Same with any other 'live' entertainment. Either it's roughly equivalent to watching one's kids' school play (and sucky at that) or it costs serious dough.
Like, well, concerts (of the classical/romantic music variety) used to have afternoon cheap performances. Gone. Even the 'matinee' performances are pricy.
Heck, last time I tried to see a decent Independence Day fireworks display it was $20 for parking and you had to get there way ahead of time to find a decent place to watch (which we circumvented by going home and pulling off on the Interstate along with lots of other people and watching it from our cars at not $20.
So, well, movies were expensive before the Covidiocracy. After the Covidiocracy? Lots of people have re-prioritized their lives, and their expenses.
And that's not even counting the stupidity of Social Justice Costumed Warriors that seems to be affecting everything. Saw one blogger referring to the M-She-U (Marvel She-Shared Universe) and that has a lot to do with it. Love Ms. Johansson's looks and acting, but when she complains about being oppressed and having to 'fight for work,' well, that turns me off of watching her.

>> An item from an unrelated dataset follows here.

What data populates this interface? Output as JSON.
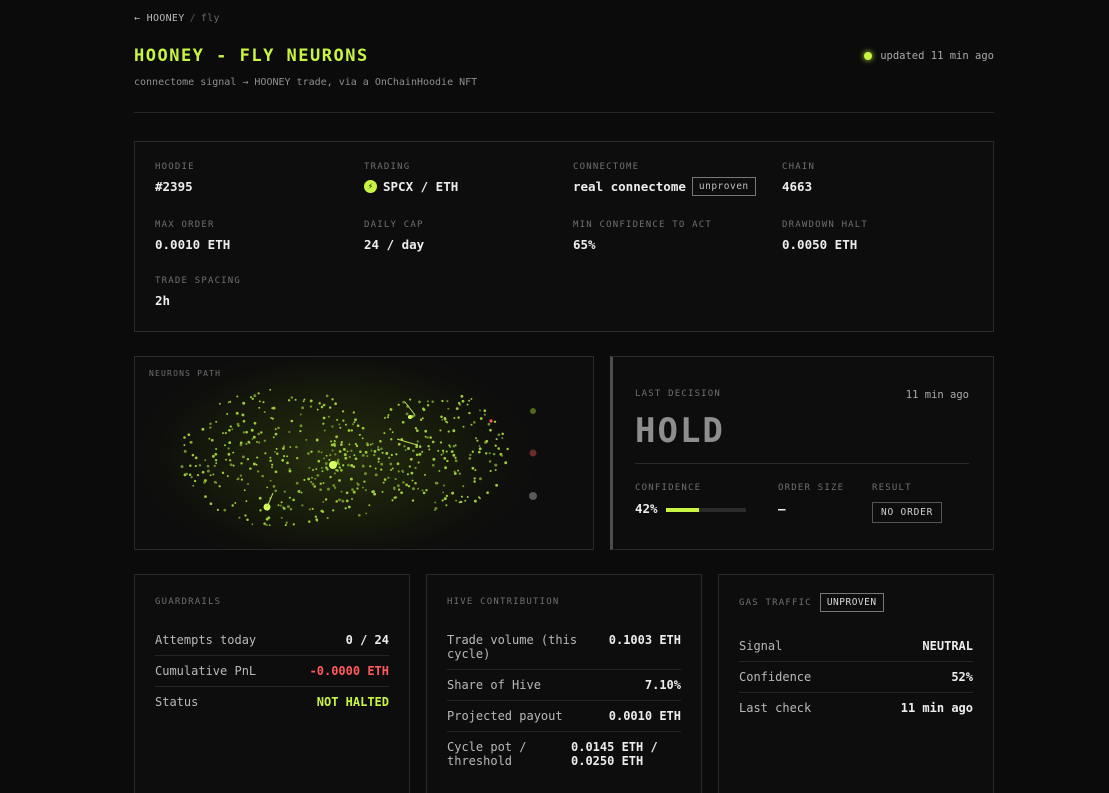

Maybe that's the reason why ticket sales are so pathetic, both in real live and streaming. Maybe we're seeing the violent reaction to having SJW shoved down our faces. Oh, kill off the white superheroes and replace them with people of color. Kill off the male superheroes and replace them with females who weigh 100 pounds and can beat pro-football players and pro-wrestlers even without superpowers.
Seriously, I'm looking forward to another Deadpool movie. Other than that, no superhero movies for me, can't stand the toxic messages pushed out.

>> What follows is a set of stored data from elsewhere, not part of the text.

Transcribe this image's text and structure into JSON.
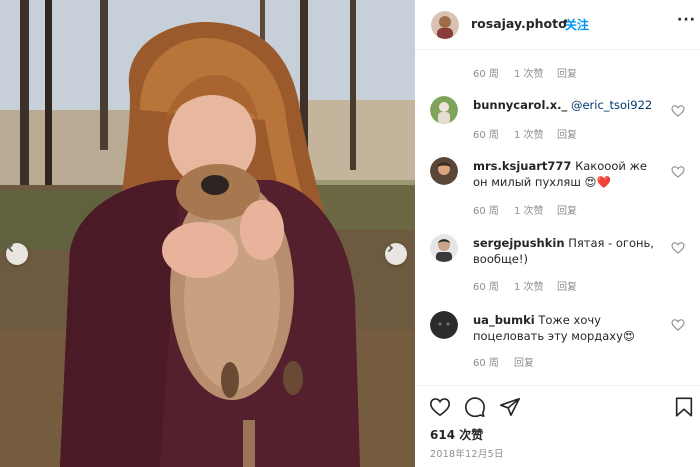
{
  "post": {
    "username": "rosajay.photo",
    "dot": "•",
    "follow_label": "关注",
    "more_label": "···"
  },
  "top_meta": {
    "time": "60 周",
    "likes": "1 次赞",
    "reply": "回复"
  },
  "comments": [
    {
      "username": "bunnycarol.x._",
      "mention": "@eric_tsoi922",
      "text": "",
      "time": "60 周",
      "likes": "1 次赞",
      "reply": "回复"
    },
    {
      "username": "mrs.ksjuart777",
      "mention": "",
      "text": "Какооой же он милый пухляш 😍❤️",
      "time": "60 周",
      "likes": "1 次赞",
      "reply": "回复"
    },
    {
      "username": "sergejpushkin",
      "mention": "",
      "text": "Пятая - огонь, вообще!)",
      "time": "60 周",
      "likes": "1 次赞",
      "reply": "回复"
    },
    {
      "username": "ua_bumki",
      "mention": "",
      "text": "Тоже хочу поцеловать эту мордаху😍",
      "time": "60 周",
      "likes": "",
      "reply": "回复"
    }
  ],
  "footer": {
    "likes": "614 次赞",
    "date": "2018年12月5日"
  },
  "icons": {
    "like": "heart-icon",
    "comment": "comment-icon",
    "share": "share-icon",
    "save": "bookmark-icon",
    "carousel_prev": "chevron-left-icon",
    "carousel_next": "chevron-right-icon"
  },
  "colors": {
    "accent": "#0095f6",
    "text": "#262626",
    "muted": "#8e8e8e",
    "heart": "#ed4956"
  }
}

And it's not just me. Lots and lots and lots of people don't want to pay to be preached at, or pay to see their beloved characters destroyed and neutered in front of their eyes.
It's the reason the current seasons of "Dr. Who" are failing, spectacularly. Or the latest "Star Trek" dreck. Heck, on-tv right now is a black female Batman. Whut?
Tired of it. Lots of people are very tired of it.
Even in the Great Depression, people could afford, once in a while, to go see a movie that was just fun, or scary, or full of drama, that could take them away from their poopy lives (thanks to FDR making the depression worse…)
But what do we get? Expensive preachy garbage.
Ain't paying for expensive preachy garbage.
Which is why, well, ME-TV is doing so well. Showing tv shows when they weren't expensive preachy garbage. Currently watching "The Rifleman" and enjoying the living daylights out of a good Christian show.
I'm with LindaG and Beans. Let them die.
Perhaps Disney is fudging the numbers on Black Widow…
Interesting Theory: Black Widow a Hit?
Went to see Black Widow after opening days, because Marvel.
Matinee, daytime. Maybe 15 people there, tops.
Fell asleep somewhere in the middle. Woke up about 2 minutes from the end. Don't feel I missed anything.
Except the $10.
Get it on Blue ray, someday?
Maybe when it shows up in the Fin Bin at WallyMart, for $5. Prolly a week after they dump it on the shelves, to a tremendous collective yawn.
The last two movies I saw so boring I literally fell asleep, were Captain Marvel and Wonder Woman.
Clever readers will detect a theme here.
Movies are dead, unless and until ever wokehole gets culturally enriched at the base of guillotine.
Which, truth be told, is probably going to be sooner than later.
"Vive La Révolucion"
I don't know. The appearance of recorded music, and later of radio, didn't destroy the market for live performers. There'll always be those who want to see and hear an artist at work in person. With movies that isn't possible; a movie is inherently a recording.
Movie theaters were originally needed because the projection equipment you have to use to see one was too expensive for the typical person to buy. When that changed, the theaters were kept alive because the studios insisted on releasing new movies to theaters first. Now that Disney's broken that bar … why go to theaters?